There are other articles that have a little more info
http://www.theheart.org/article/1211373.do
All 185 patients in the high-risk arm received an On-X valve as a replacement for a defective aortic valve and were considered to have a high potential for thrombotic or bleeding events. All patients were maintained with standard anticoagulation therapy for the first three months after surgery and then randomized into the low-anticoagulant group or the control group. The low-anticoagulant group was switched to a daily dose of either 81 or 325 mg of aspirin plus warfarin to achieve an INR target of 1.5 to 2.0. Patients randomized to the control group continued with standard anticoagulation therapy—aspirin and warfarin to achieve an INR of 2.0 to 3.5 throughout the trial, the target set in the ACC/AHA guidelines for treatment of patients with a replacement aortic valve. The average follow-up so far is about 16 months, with a total of 247 patient-years of data collected. Eventually, the investigators expect to collect 6000 patient-years of data.
During the study period, five low-anticoagulant and four control patients died. The low-anticoagulant group had 2.5 bleeding events per patient-year, vs 4.4 per patient year in the control group, but the stroke rate was 1.3% per patient-year in the low-anticoagulant group vs 0.4% per patient-year in the control group. For the combined end point of stroke and thrombotic and bleeding events, the rates were 3.8% per patient-year in the low-anticoagulant group and 4.9% per patient-year in the control group."
Too me it doesn't look much different that the stats you see for the other mech valves, especially in the control group, even tho they all home test and went by INRs, which kind of makes sense since the first South African study compared 3 valves and for the most part the results were about the same no matter which valve the people had
Altho it would he helpful to know what the 9 people died from in the time frame -since that seems a little high for a year an 1/2 AVe, post op considerring these were pretty healthy people to be able to be in the trial. and would be good to know how bad the results are from the clots or bleeds or where they were (brain, GI, cut), but ii guess that will come out when the trial is over.
JUST MY THOUGHTS..
Since the people with the lower INR (and aspirin like it seems all patients took) had higher rates of TE, obviously there is NO way of knowing IF the person did not agree to be in the trial, IF they might have avoided having the TE, but it is a reminder TO ME that IF you are considerring taking place in a trial, make sure you really consider what the outcomes could be IF they don't go as well as they hope. Be sure that if it is something like this, that MAY increase your rates of having a stroke, or whatever the trial is trying to improve, it is something you and your loved ones are willing to gamble on, especially in a trial like this that even If you have the best results possible there doesn't seem to be a huge advantage to you personally ..in this case as Kim pointed out, even IF you can take a lower amount of Coumadin you still need to have the testing, watch your dose and everything else that people don't really like that much about coumadin.
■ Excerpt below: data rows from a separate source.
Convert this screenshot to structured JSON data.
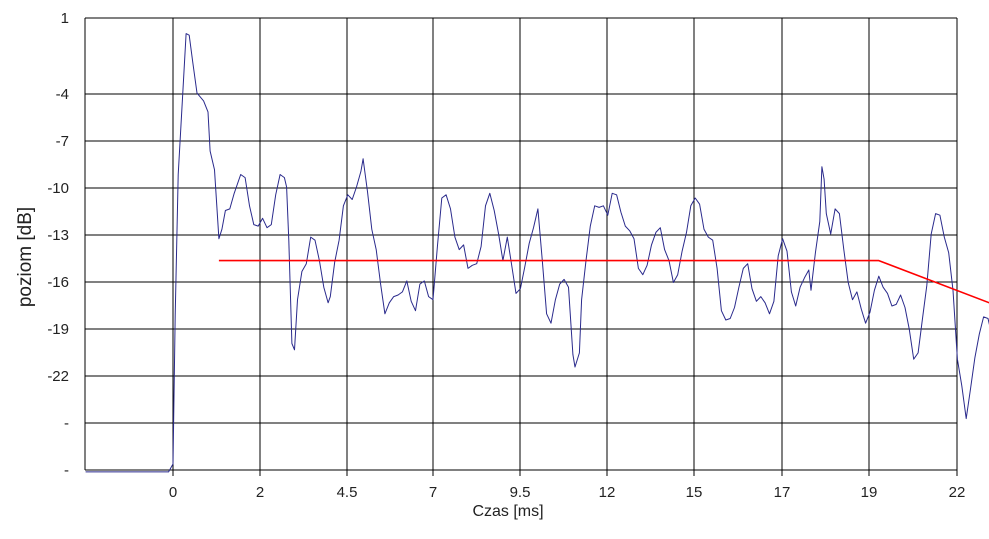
{
  "chart_data": {
    "type": "line",
    "xlabel": "Czas [ms]",
    "ylabel": "poziom [dB]",
    "x_tick_labels": [
      "0",
      "2",
      "4.5",
      "7",
      "9.5",
      "12",
      "15",
      "17",
      "19",
      "22"
    ],
    "y_tick_labels": [
      "1",
      "-4",
      "-7",
      "-10",
      "-13",
      "-16",
      "-19",
      "-22",
      "-",
      "-"
    ],
    "grid": true,
    "colors": {
      "trace": "#2a2a8c",
      "fit": "#ff0000",
      "grid": "#000000"
    },
    "series": [
      {
        "points": [
          [
            -2.0,
            -28.0
          ],
          [
            -0.1,
            -28.0
          ],
          [
            0.0,
            -27.5
          ],
          [
            0.05,
            -18.0
          ],
          [
            0.12,
            -9.0
          ],
          [
            0.22,
            -4.0
          ],
          [
            0.3,
            0.0
          ],
          [
            0.37,
            -0.1
          ],
          [
            0.45,
            -1.8
          ],
          [
            0.55,
            -3.8
          ],
          [
            0.7,
            -4.3
          ],
          [
            0.8,
            -5.0
          ],
          [
            0.85,
            -7.5
          ],
          [
            0.95,
            -8.7
          ],
          [
            1.05,
            -13.1
          ],
          [
            1.12,
            -12.5
          ],
          [
            1.2,
            -11.3
          ],
          [
            1.3,
            -11.2
          ],
          [
            1.4,
            -10.2
          ],
          [
            1.55,
            -9.0
          ],
          [
            1.65,
            -9.2
          ],
          [
            1.75,
            -11.0
          ],
          [
            1.85,
            -12.2
          ],
          [
            1.95,
            -12.3
          ],
          [
            2.05,
            -11.8
          ],
          [
            2.15,
            -12.4
          ],
          [
            2.25,
            -12.2
          ],
          [
            2.35,
            -10.3
          ],
          [
            2.45,
            -9.0
          ],
          [
            2.55,
            -9.2
          ],
          [
            2.6,
            -9.8
          ],
          [
            2.65,
            -13.2
          ],
          [
            2.72,
            -19.8
          ],
          [
            2.78,
            -20.2
          ],
          [
            2.85,
            -17.0
          ],
          [
            2.95,
            -15.2
          ],
          [
            3.05,
            -14.7
          ],
          [
            3.15,
            -13.0
          ],
          [
            3.25,
            -13.2
          ],
          [
            3.35,
            -14.5
          ],
          [
            3.45,
            -16.2
          ],
          [
            3.55,
            -17.2
          ],
          [
            3.6,
            -16.8
          ],
          [
            3.7,
            -14.6
          ],
          [
            3.8,
            -13.2
          ],
          [
            3.9,
            -11.0
          ],
          [
            4.0,
            -10.3
          ],
          [
            4.1,
            -10.6
          ],
          [
            4.2,
            -9.8
          ],
          [
            4.3,
            -8.8
          ],
          [
            4.35,
            -8.0
          ],
          [
            4.45,
            -10.1
          ],
          [
            4.55,
            -12.5
          ],
          [
            4.65,
            -13.8
          ],
          [
            4.75,
            -16.0
          ],
          [
            4.85,
            -17.9
          ],
          [
            4.95,
            -17.2
          ],
          [
            5.05,
            -16.8
          ],
          [
            5.15,
            -16.7
          ],
          [
            5.25,
            -16.5
          ],
          [
            5.35,
            -15.8
          ],
          [
            5.45,
            -17.1
          ],
          [
            5.55,
            -17.7
          ],
          [
            5.65,
            -16.0
          ],
          [
            5.75,
            -15.8
          ],
          [
            5.85,
            -16.8
          ],
          [
            5.95,
            -17.0
          ],
          [
            6.05,
            -13.6
          ],
          [
            6.15,
            -10.5
          ],
          [
            6.25,
            -10.3
          ],
          [
            6.35,
            -11.2
          ],
          [
            6.45,
            -13.0
          ],
          [
            6.55,
            -13.8
          ],
          [
            6.65,
            -13.5
          ],
          [
            6.75,
            -15.0
          ],
          [
            6.85,
            -14.8
          ],
          [
            6.95,
            -14.7
          ],
          [
            7.05,
            -13.6
          ],
          [
            7.15,
            -11.0
          ],
          [
            7.25,
            -10.2
          ],
          [
            7.35,
            -11.3
          ],
          [
            7.45,
            -12.8
          ],
          [
            7.55,
            -14.5
          ],
          [
            7.65,
            -13.0
          ],
          [
            7.75,
            -14.8
          ],
          [
            7.85,
            -16.6
          ],
          [
            7.95,
            -16.3
          ],
          [
            8.05,
            -14.9
          ],
          [
            8.15,
            -13.4
          ],
          [
            8.25,
            -12.4
          ],
          [
            8.35,
            -11.2
          ],
          [
            8.45,
            -14.5
          ],
          [
            8.55,
            -17.9
          ],
          [
            8.65,
            -18.5
          ],
          [
            8.75,
            -17.0
          ],
          [
            8.85,
            -16.0
          ],
          [
            8.95,
            -15.7
          ],
          [
            9.05,
            -16.2
          ],
          [
            9.15,
            -20.5
          ],
          [
            9.2,
            -21.3
          ],
          [
            9.3,
            -20.4
          ],
          [
            9.35,
            -17.0
          ],
          [
            9.45,
            -14.5
          ],
          [
            9.55,
            -12.3
          ],
          [
            9.65,
            -11.0
          ],
          [
            9.75,
            -11.1
          ],
          [
            9.85,
            -11.0
          ],
          [
            9.95,
            -11.6
          ],
          [
            10.05,
            -10.2
          ],
          [
            10.15,
            -10.3
          ],
          [
            10.25,
            -11.4
          ],
          [
            10.35,
            -12.3
          ],
          [
            10.45,
            -12.6
          ],
          [
            10.55,
            -13.1
          ],
          [
            10.65,
            -15.0
          ],
          [
            10.75,
            -15.4
          ],
          [
            10.85,
            -14.8
          ],
          [
            10.95,
            -13.5
          ],
          [
            11.05,
            -12.7
          ],
          [
            11.15,
            -12.4
          ],
          [
            11.25,
            -13.8
          ],
          [
            11.35,
            -14.5
          ],
          [
            11.45,
            -15.9
          ],
          [
            11.55,
            -15.4
          ],
          [
            11.65,
            -13.9
          ],
          [
            11.75,
            -12.7
          ],
          [
            11.85,
            -11.0
          ],
          [
            11.95,
            -10.5
          ],
          [
            12.05,
            -10.9
          ],
          [
            12.15,
            -12.5
          ],
          [
            12.25,
            -13.0
          ],
          [
            12.35,
            -13.2
          ],
          [
            12.45,
            -15.0
          ],
          [
            12.55,
            -17.7
          ],
          [
            12.65,
            -18.3
          ],
          [
            12.75,
            -18.2
          ],
          [
            12.85,
            -17.5
          ],
          [
            12.95,
            -16.2
          ],
          [
            13.05,
            -15.0
          ],
          [
            13.15,
            -14.7
          ],
          [
            13.25,
            -16.3
          ],
          [
            13.35,
            -17.1
          ],
          [
            13.45,
            -16.8
          ],
          [
            13.55,
            -17.2
          ],
          [
            13.65,
            -17.9
          ],
          [
            13.75,
            -17.1
          ],
          [
            13.85,
            -14.2
          ],
          [
            13.95,
            -13.1
          ],
          [
            14.05,
            -13.9
          ],
          [
            14.15,
            -16.5
          ],
          [
            14.25,
            -17.4
          ],
          [
            14.35,
            -16.2
          ],
          [
            14.45,
            -15.6
          ],
          [
            14.55,
            -15.1
          ],
          [
            14.6,
            -16.4
          ],
          [
            14.7,
            -14.0
          ],
          [
            14.8,
            -12.0
          ],
          [
            14.85,
            -8.5
          ],
          [
            14.9,
            -9.3
          ],
          [
            14.95,
            -11.5
          ],
          [
            15.05,
            -12.8
          ],
          [
            15.15,
            -11.2
          ],
          [
            15.25,
            -11.5
          ],
          [
            15.35,
            -13.8
          ],
          [
            15.45,
            -15.9
          ],
          [
            15.55,
            -17.0
          ],
          [
            15.65,
            -16.5
          ],
          [
            15.75,
            -17.6
          ],
          [
            15.85,
            -18.5
          ],
          [
            15.95,
            -17.8
          ],
          [
            16.05,
            -16.4
          ],
          [
            16.15,
            -15.5
          ],
          [
            16.25,
            -16.2
          ],
          [
            16.35,
            -16.6
          ],
          [
            16.45,
            -17.4
          ],
          [
            16.55,
            -17.3
          ],
          [
            16.65,
            -16.7
          ],
          [
            16.75,
            -17.5
          ],
          [
            16.85,
            -18.9
          ],
          [
            16.95,
            -20.8
          ],
          [
            17.05,
            -20.4
          ],
          [
            17.15,
            -18.2
          ],
          [
            17.25,
            -16.1
          ],
          [
            17.35,
            -12.8
          ],
          [
            17.45,
            -11.5
          ],
          [
            17.55,
            -11.6
          ],
          [
            17.65,
            -13.0
          ],
          [
            17.75,
            -14.0
          ],
          [
            17.85,
            -16.4
          ],
          [
            17.95,
            -20.8
          ],
          [
            18.05,
            -22.5
          ],
          [
            18.15,
            -24.6
          ],
          [
            18.25,
            -22.7
          ],
          [
            18.35,
            -20.7
          ],
          [
            18.45,
            -19.2
          ],
          [
            18.55,
            -18.1
          ],
          [
            18.65,
            -18.2
          ],
          [
            18.75,
            -19.4
          ],
          [
            18.85,
            -20.5
          ],
          [
            18.95,
            -21.3
          ],
          [
            19.05,
            -21.8
          ],
          [
            19.15,
            -22.3
          ],
          [
            19.25,
            -22.5
          ],
          [
            19.35,
            -22.0
          ],
          [
            19.45,
            -20.0
          ],
          [
            19.55,
            -17.8
          ],
          [
            19.65,
            -17.2
          ],
          [
            19.75,
            -17.6
          ],
          [
            19.85,
            -14.5
          ],
          [
            19.95,
            -13.5
          ],
          [
            20.05,
            -14.4
          ],
          [
            20.15,
            -16.1
          ],
          [
            20.25,
            -15.5
          ],
          [
            20.35,
            -16.9
          ],
          [
            20.45,
            -18.5
          ],
          [
            20.55,
            -16.8
          ],
          [
            20.65,
            -15.4
          ],
          [
            20.75,
            -15.8
          ],
          [
            20.85,
            -18.2
          ],
          [
            20.95,
            -20.6
          ],
          [
            21.05,
            -21.1
          ],
          [
            21.15,
            -20.2
          ],
          [
            21.25,
            -21.3
          ],
          [
            21.35,
            -19.3
          ],
          [
            21.45,
            -18.7
          ],
          [
            21.55,
            -19.4
          ],
          [
            21.65,
            -20.9
          ],
          [
            21.75,
            -20.0
          ],
          [
            21.85,
            -18.1
          ],
          [
            21.95,
            -17.0
          ],
          [
            22.05,
            -17.8
          ],
          [
            22.15,
            -18.6
          ],
          [
            22.25,
            -18.0
          ],
          [
            22.35,
            -18.3
          ],
          [
            22.45,
            -19.4
          ],
          [
            22.55,
            -19.3
          ],
          [
            22.65,
            -18.6
          ],
          [
            22.75,
            -17.6
          ],
          [
            22.85,
            -15.7
          ],
          [
            22.95,
            -16.5
          ],
          [
            23.05,
            -17.5
          ],
          [
            23.15,
            -18.6
          ],
          [
            23.25,
            -21.1
          ],
          [
            23.35,
            -22.8
          ],
          [
            23.45,
            -23.8
          ],
          [
            23.55,
            -23.5
          ],
          [
            23.65,
            -24.0
          ],
          [
            23.75,
            -23.4
          ],
          [
            23.85,
            -21.5
          ],
          [
            23.95,
            -18.8
          ],
          [
            24.05,
            -17.6
          ],
          [
            24.15,
            -18.4
          ],
          [
            24.25,
            -19.0
          ],
          [
            24.35,
            -20.4
          ]
        ]
      },
      {
        "points": [
          [
            1.05,
            -14.5
          ],
          [
            16.15,
            -14.5
          ],
          [
            24.4,
            -23.3
          ]
        ]
      }
    ]
  }
}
We've taken part in a few trials or experimental procedures not even in trials, but the benefit/risks ratio to us was a little better, (IMO) IF the theory helped Justin might have avoided some surgery but If it didn't work he wouldn't have ended up any worse off than he already was, just would have needed a surgery that we were hoping to avoid.
I know for this trial specifically there has been a few people deciding wether to sign up or not..(especially since they do things like provide a free monitor etc) even tho people mention you MIGHT increase your odd of having a stroke, sometimes I get the impression people don't really believe it will happen to them, or downplay the risks thinking IF it is in a trial it MUST be pretty safe.